Feedback on Átila's Vision for D

Ola Fosheim Grøstad ola.fosheim.grostad at gmail.com
Wed Oct 16 13:06:34 UTC 2019


On Wednesday, 16 October 2019 at 12:23:47 UTC, Guillaume Piolat 
wrote:
> - "D also needs a clean up" < implying it's too dirty to save, 
> which is just funny as ProtoObject and copy-ctor makes is 
> cleaner, the clean-up is actually in progress,

Well, for a new comer that is experienced in other languages 
seemingly arbitrary rough edges sends a very negative signal. 
Especially if it looks as unplanned as the low level 
"introspection" API. People tend to pick up languages in their 
spare time and they want to write beautiful code. You generally 
don't want people that read documentation to think "How on earth 
did they land on this api?" or "Wow, this looks really complex.
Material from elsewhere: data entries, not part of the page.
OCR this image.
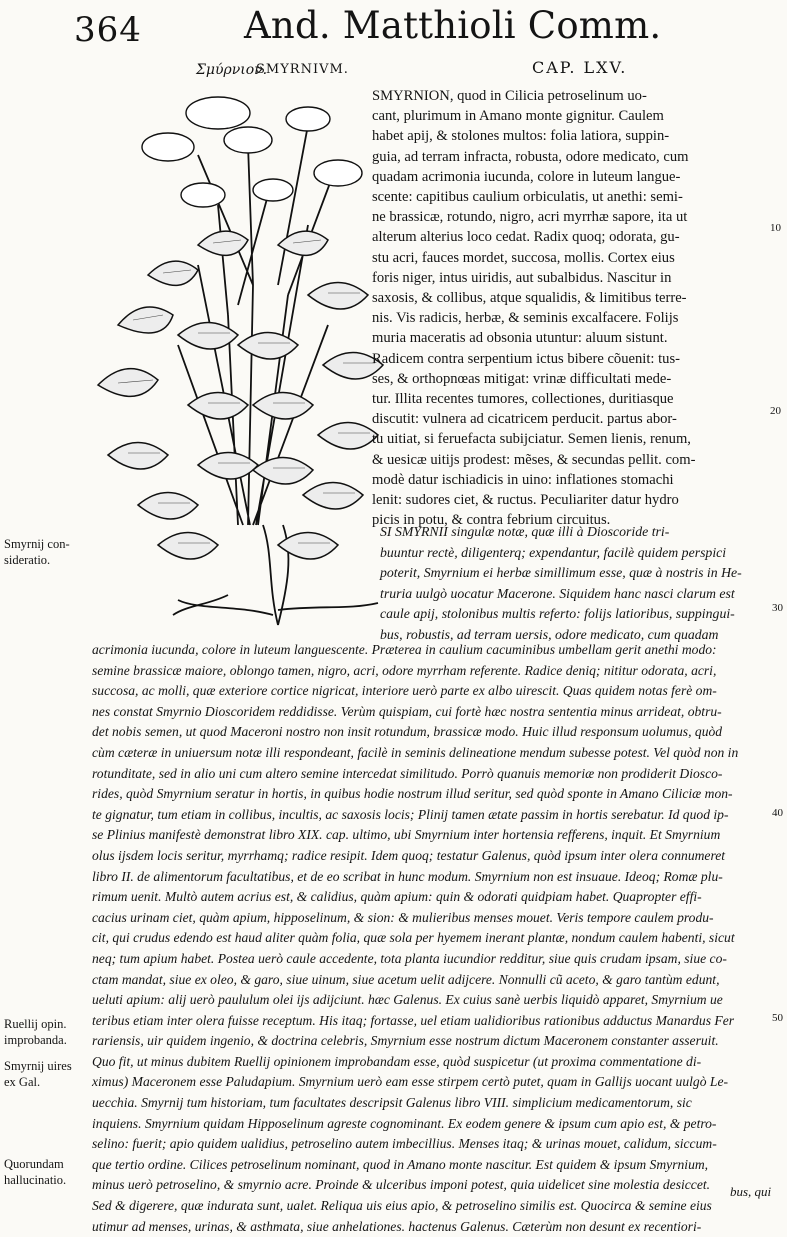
364	And. Matthioli Comm.
Σμύρνιον.
SMYRNIVM.	CAP. LXV.
SMYRNION, quod in Cilicia petroselinum uo-
cant, plurimum in Amano monte gignitur. Caulem
habet apij, & stolones multos: folia latiora, suppin-
guia, ad terram infracta, robusta, odore medicato, cum
quadam acrimonia iucunda, colore in luteum langue-
scente: capitibus caulium orbiculatis, ut anethi: semi-
ne brassicæ, rotundo, nigro, acri myrrhæ sapore, ita ut
alterum alterius loco cedat. Radix quoq; odorata, gu-
stu acri, fauces mordet, succosa, mollis. Cortex eius
foris niger, intus uiridis, aut subalbidus. Nascitur in
saxosis, & collibus, atque squalidis, & limitibus terre-
nis. Vis radicis, herbæ, & seminis excalfacere. Folijs
muria maceratis ad obsonia utuntur: aluum sistunt.
Radicem contra serpentium ictus bibere cõuenit: tus-
ses, & orthopnœas mitigat: vrinæ difficultati mede-
tur. Illita recentes tumores, collectiones, duritiasque
discutit: vulnera ad cicatricem perducit. partus abor-
tu uitiat, si feruefacta subijciatur. Semen lienis, renum,
& uesicæ uitijs prodest: mẽses, & secundas pellit. com-
modè datur ischiadicis in uino: inflationes stomachi
lenit: sudores ciet, & ructus. Peculiariter datur hydro
picis in potu, & contra febrium circuitus.
SI SMYRNII singulæ notæ, quæ illi à Dioscoride tri-
buuntur rectè, diligenterq; expendantur, facilè quidem perspici
poterit, Smyrnium ei herbæ simillimum esse, quæ à nostris in He-
truria uulgò uocatur Macerone. Siquidem hanc nasci clarum est
caule apij, stolonibus multis referto: folijs latioribus, suppingui-
bus, robustis, ad terram uersis, odore medicato, cum quadam
acrimonia iucunda, colore in luteum languescente. Præterea in caulium cacuminibus umbellam gerit anethi modo:
semine brassicæ maiore, oblongo tamen, nigro, acri, odore myrrham referente. Radice deniq; nititur odorata, acri,
succosa, ac molli, quæ exteriore cortice nigricat, interiore uerò parte ex albo uirescit. Quas quidem notas ferè om-
nes constat Smyrnio Dioscoridem reddidisse. Verùm quispiam, cui fortè hæc nostra sententia minus arrideat, obtru-
det nobis semen, ut quod Maceroni nostro non insit rotundum, brassicæ modo. Huic illud responsum uolumus, quòd
cùm cæteræ in uniuersum notæ illi respondeant, facilè in seminis delineatione mendum subesse potest. Vel quòd non in
rotunditate, sed in alio uni cum altero semine intercedat similitudo. Porrò quanuis memoriæ non prodiderit Diosco-
rides, quòd Smyrnium seratur in hortis, in quibus hodie nostrum illud seritur, sed quòd sponte in Amano Ciliciæ mon-
te gignatur, tum etiam in collibus, incultis, ac saxosis locis; Plinij tamen ætate passim in hortis serebatur. Id quod ip-
se Plinius manifestè demonstrat libro XIX. cap. ultimo, ubi Smyrnium inter hortensia refferens, inquit. Et Smyrnium
olus ijsdem locis seritur, myrrhamq; radice resipit. Idem quoq; testatur Galenus, quòd ipsum inter olera connumeret
libro II. de alimentorum facultatibus, et de eo scribat in hunc modum. Smyrnium non est insuaue. Ideoq; Romæ plu-
rimum uenit. Multò autem acrius est, & calidius, quàm apium: quin & odorati quidpiam habet. Quapropter effi-
cacius urinam ciet, quàm apium, hipposelinum, & sion: & mulieribus menses mouet. Veris tempore caulem produ-
cit, qui crudus edendo est haud aliter quàm folia, quæ sola per hyemem inerant plantæ, nondum caulem habenti, sicut
neq; tum apium habet. Postea uerò caule accedente, tota planta iucundior redditur, siue quis crudam ipsam, siue co-
ctam mandat, siue ex oleo, & garo, siue uinum, siue acetum uelit adijcere. Nonnulli cũ aceto, & garo tantùm edunt,
ueluti apium: alij uerò paululum olei ijs adijciunt. hæc Galenus. Ex cuius sanè uerbis liquidò apparet, Smyrnium ue
teribus etiam inter olera fuisse receptum. His itaq; fortasse, uel etiam ualidioribus rationibus adductus Manardus Fer
rariensis, uir quidem ingenio, & doctrina celebris, Smyrnium esse nostrum dictum Maceronem constanter asseruit.
Quo fit, ut minus dubitem Ruellij opinionem improbandam esse, quòd suspicetur (ut proxima commentatione di-
ximus) Maceronem esse Paludapium. Smyrnium uerò eam esse stirpem certò putet, quam in Gallijs uocant uulgò Le-
uecchia. Smyrnij tum historiam, tum facultates descripsit Galenus libro VIII. simplicium medicamentorum, sic
inquiens. Smyrnium quidam Hipposelinum agreste cognominant. Ex eodem genere & ipsum cum apio est, & petro-
selino: fuerit; apio quidem ualidius, petroselino autem imbecillius. Menses itaq; & urinas mouet, calidum, siccum-
que tertio ordine. Cilices petroselinum nominant, quod in Amano monte nascitur. Est quidem & ipsum Smyrnium,
minus uerò petroselino, & smyrnio acre. Proinde & ulceribus imponi potest, quia uidelicet sine molestia desiccet.
Sed & digerere, quæ indurata sunt, ualet. Reliqua uis eius apio, & petroselino similis est. Quocirca & semine eius
utimur ad menses, urinas, & asthmata, siue anhelationes. hactenus Galenus. Cæterùm non desunt ex recentiori-
bus, qui
10
20
30
40
50
Smyrnij con-
sideratio.
Ruellij opin.
improbanda.
Smyrnij uires
ex Gal.
Quorundam
hallucinatio.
I 
don't have time for this."

Anyway, Go has some aspects of this too, despite its 
"minimalism". Python is also going downhill, it has in version 
3.8 started to introduce careless design flaws.
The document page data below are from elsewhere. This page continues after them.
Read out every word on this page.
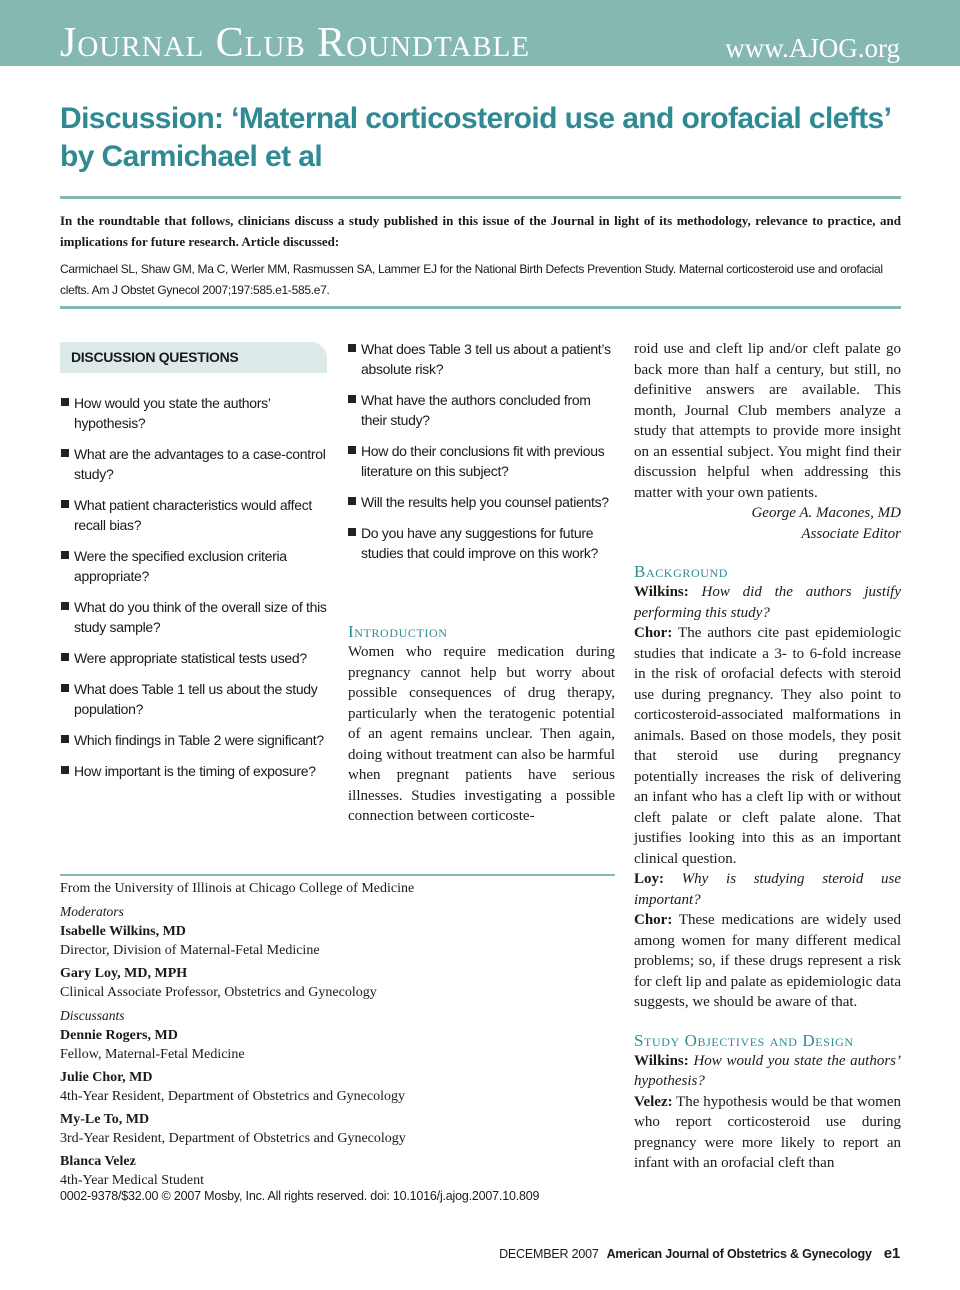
Journal Club Roundtable	www.AJOG.org
Discussion: ‘Maternal corticosteroid use and orofacial clefts’ by Carmichael et al
In the roundtable that follows, clinicians discuss a study published in this issue of the Journal in light of its methodology, relevance to practice, and implications for future research. Article discussed:
Carmichael SL, Shaw GM, Ma C, Werler MM, Rasmussen SA, Lammer EJ for the National Birth Defects Prevention Study. Maternal corticosteroid use and orofacial clefts. Am J Obstet Gynecol 2007;197:585.e1-585.e7.
DISCUSSION QUESTIONS
How would you state the authors’ hypothesis?
What are the advantages to a case-control study?
What patient characteristics would affect recall bias?
Were the specified exclusion criteria appropriate?
What do you think of the overall size of this study sample?
Were appropriate statistical tests used?
What does Table 1 tell us about the study population?
Which findings in Table 2 were significant?
How important is the timing of exposure?
What does Table 3 tell us about a patient’s absolute risk?
What have the authors concluded from their study?
How do their conclusions fit with previous literature on this subject?
Will the results help you counsel patients?
Do you have any suggestions for future studies that could improve on this work?
Introduction
Women who require medication during pregnancy cannot help but worry about possible consequences of drug therapy, particularly when the teratogenic potential of an agent remains unclear. Then again, doing without treatment can also be harmful when pregnant patients have serious illnesses. Studies investigating a possible connection between corticoste-

roid use and cleft lip and/or cleft palate go back more than half a century, but still, no definitive answers are available. This month, Journal Club members analyze a study that attempts to provide more insight on an essential subject. You might find their discussion helpful when addressing this matter with your own patients.

George A. Macones, MD
Associate Editor
Background

Wilkins: How did the authors justify performing this study?

Chor: The authors cite past epidemiologic studies that indicate a 3- to 6-fold increase in the risk of orofacial defects with steroid use during pregnancy. They also point to corticosteroid-associated malformations in animals. Based on those models, they posit that steroid use during pregnancy potentially increases the risk of delivering an infant who has a cleft lip with or without cleft palate or cleft palate alone. That justifies looking into this as an important clinical question.

Loy: Why is studying steroid use important?

Chor: These medications are widely used among women for many different medical problems; so, if these drugs represent a risk for cleft lip and palate as epidemiologic data suggests, we should be aware of that.

Study Objectives and Design

Wilkins: How would you state the authors’ hypothesis?

Velez: The hypothesis would be that women who report corticosteroid use during pregnancy were more likely to report an infant with an orofacial cleft than

From the University of Illinois at Chicago College of Medicine
Moderators
Isabelle Wilkins, MD
Director, Division of Maternal-Fetal Medicine
Gary Loy, MD, MPH
Clinical Associate Professor, Obstetrics and Gynecology
Discussants
Dennie Rogers, MD
Fellow, Maternal-Fetal Medicine
Julie Chor, MD
4th-Year Resident, Department of Obstetrics and Gynecology
My-Le To, MD
3rd-Year Resident, Department of Obstetrics and Gynecology
Blanca Velez
4th-Year Medical Student
0002-9378/$32.00 © 2007 Mosby, Inc. All rights reserved. doi: 10.1016/j.ajog.2007.10.809
DECEMBER 2007 American Journal of Obstetrics & Gynecology e1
Is it possible to clean up a language, well, yes if people who 
implement it doesn't have veto power. If people have spent months 
on implementing something then they have big issues when someone 
wants to erase it. Understandably.

Which is why languages very seldom become prettier, they tend to 
become heavier and heavier and suffer more and more from 
featuritis. There are frankly few examples of the opposite.

Dart 2.0 might be one counter example perhaps, although that 
assumes that you find dynamic languages with no static typing 
unpleasant. So it might be possible... but you know. Not typical.